Censura ontem e hoje
Em 1968, o então deputado Márcio Moreira Alves fez um discurso criticando o regime militar. Em resposta, o governo pediu autorização ao Congresso para processá-lo, mas, diante da negativa, editou o Ato Institucional nº 5 (AI-5), que marcou um período de recrudescimento da repressão, censura, cassação de mandatos e suspensão de direitos individuais.
A liberdade e a imunidade parlamentar não são uma garantia conferida ao político, mas ao eleitor e à democracia, pois, se o político ficar com receio de expor suas opiniões, sob pena de responsabilizações civis e penais, ele se calará e a democracia morrerá de inanição.
O tema é especialmente relevante neste momento em que se discutem a imunidade parlamentar e a regulação das plataformas sociais e os riscos de que as manifestações de cunho político possam sofrer censura.
Vamos a um exemplo prosaico: a frase que se lê de modo frequente nas redes sociais — “O presidente é um incompetente, corrupto e está destruindo o país”. Ou algo ainda mais extremo: “O presidente merece morrer”. Essas frases, ditas sem que lhes acompanhe qualquer plano concreto de ação, podem ser consideradas criminosas e, assim, censuradas?

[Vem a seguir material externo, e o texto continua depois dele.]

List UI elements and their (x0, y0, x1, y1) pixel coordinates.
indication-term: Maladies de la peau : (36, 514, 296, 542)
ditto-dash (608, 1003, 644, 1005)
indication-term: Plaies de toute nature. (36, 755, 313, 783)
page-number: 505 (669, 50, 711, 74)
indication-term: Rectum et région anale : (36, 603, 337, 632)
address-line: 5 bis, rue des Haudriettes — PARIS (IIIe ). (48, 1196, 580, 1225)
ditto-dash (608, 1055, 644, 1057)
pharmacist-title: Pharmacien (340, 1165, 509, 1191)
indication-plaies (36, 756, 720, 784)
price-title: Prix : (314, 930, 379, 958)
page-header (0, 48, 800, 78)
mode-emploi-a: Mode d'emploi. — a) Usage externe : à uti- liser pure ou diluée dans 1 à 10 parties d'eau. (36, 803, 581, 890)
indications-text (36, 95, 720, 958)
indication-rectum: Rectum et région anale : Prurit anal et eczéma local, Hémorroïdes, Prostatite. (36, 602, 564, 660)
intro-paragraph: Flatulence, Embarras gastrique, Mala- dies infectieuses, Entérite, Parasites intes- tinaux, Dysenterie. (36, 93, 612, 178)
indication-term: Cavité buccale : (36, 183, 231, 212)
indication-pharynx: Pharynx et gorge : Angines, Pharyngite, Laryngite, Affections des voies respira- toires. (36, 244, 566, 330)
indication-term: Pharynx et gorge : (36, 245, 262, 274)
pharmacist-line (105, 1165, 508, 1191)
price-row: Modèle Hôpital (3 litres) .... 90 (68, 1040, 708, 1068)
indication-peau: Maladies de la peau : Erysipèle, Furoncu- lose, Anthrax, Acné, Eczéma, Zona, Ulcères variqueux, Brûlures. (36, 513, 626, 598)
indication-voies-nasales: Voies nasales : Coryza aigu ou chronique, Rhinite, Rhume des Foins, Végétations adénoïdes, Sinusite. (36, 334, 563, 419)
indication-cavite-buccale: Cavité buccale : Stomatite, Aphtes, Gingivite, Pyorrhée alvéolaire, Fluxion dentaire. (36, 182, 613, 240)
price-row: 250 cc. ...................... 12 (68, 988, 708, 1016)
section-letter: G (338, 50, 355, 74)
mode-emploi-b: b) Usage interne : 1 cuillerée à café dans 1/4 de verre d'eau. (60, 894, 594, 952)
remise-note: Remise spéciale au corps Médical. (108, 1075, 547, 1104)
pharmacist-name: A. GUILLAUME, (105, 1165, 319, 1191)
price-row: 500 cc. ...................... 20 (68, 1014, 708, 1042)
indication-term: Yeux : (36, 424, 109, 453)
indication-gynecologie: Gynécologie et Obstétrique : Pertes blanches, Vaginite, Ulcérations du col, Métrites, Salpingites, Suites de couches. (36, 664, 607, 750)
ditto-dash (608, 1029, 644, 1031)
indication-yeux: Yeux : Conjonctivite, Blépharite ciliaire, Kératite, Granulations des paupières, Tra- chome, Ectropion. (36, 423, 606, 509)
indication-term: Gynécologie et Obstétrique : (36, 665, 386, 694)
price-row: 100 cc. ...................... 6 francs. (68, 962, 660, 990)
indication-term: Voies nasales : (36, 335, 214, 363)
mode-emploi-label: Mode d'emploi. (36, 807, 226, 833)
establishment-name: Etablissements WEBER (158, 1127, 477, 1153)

Assumindo, para facilitar o debate, que sim, teremos imediatamente outro problema: como garantir que o critério utilizado valerá para os dois lados do espectro político?
Havendo discrepância, a frase poderá ser vista como um desabafo, quiçá uma brincadeira ou, quem sabe, uma ameaça concreta ao governante e à própria democracia.
Quando se abre a caixa de ferramentas da censura, torna-se difícil usá-la com parcimônia e imparcialidade. E mais difícil ainda fechá-la.
Lamentável que os amplos movimentos que, a justo título, se levantaram contra a edição do AI-5 estejam silenciosos ou mesmo apoiando a vaga censória que ameaça deitar seu manto sobre o Brasil.
Como em 1984, as palavras começam a se moldar aos caprichos do poder: a liberdade vira escravidão, a ignorância é força, e o ato de pensar se torna um crime. Estamos no limiar de ver o Ministério da Verdade surgir sob novas vestes, com algoritmos ao invés de arquivos de papel, mas com o mesmo propósito: decidir o que pode ser dito, pensado ou até sonhado.
Cabe-nos resistir, pois a censura, uma vez instalada, não se limita a silenciar vozes. Ela destrói a essência do que significa ser livre.
Sergio Lewin – Advogado e Fundador da Lexum.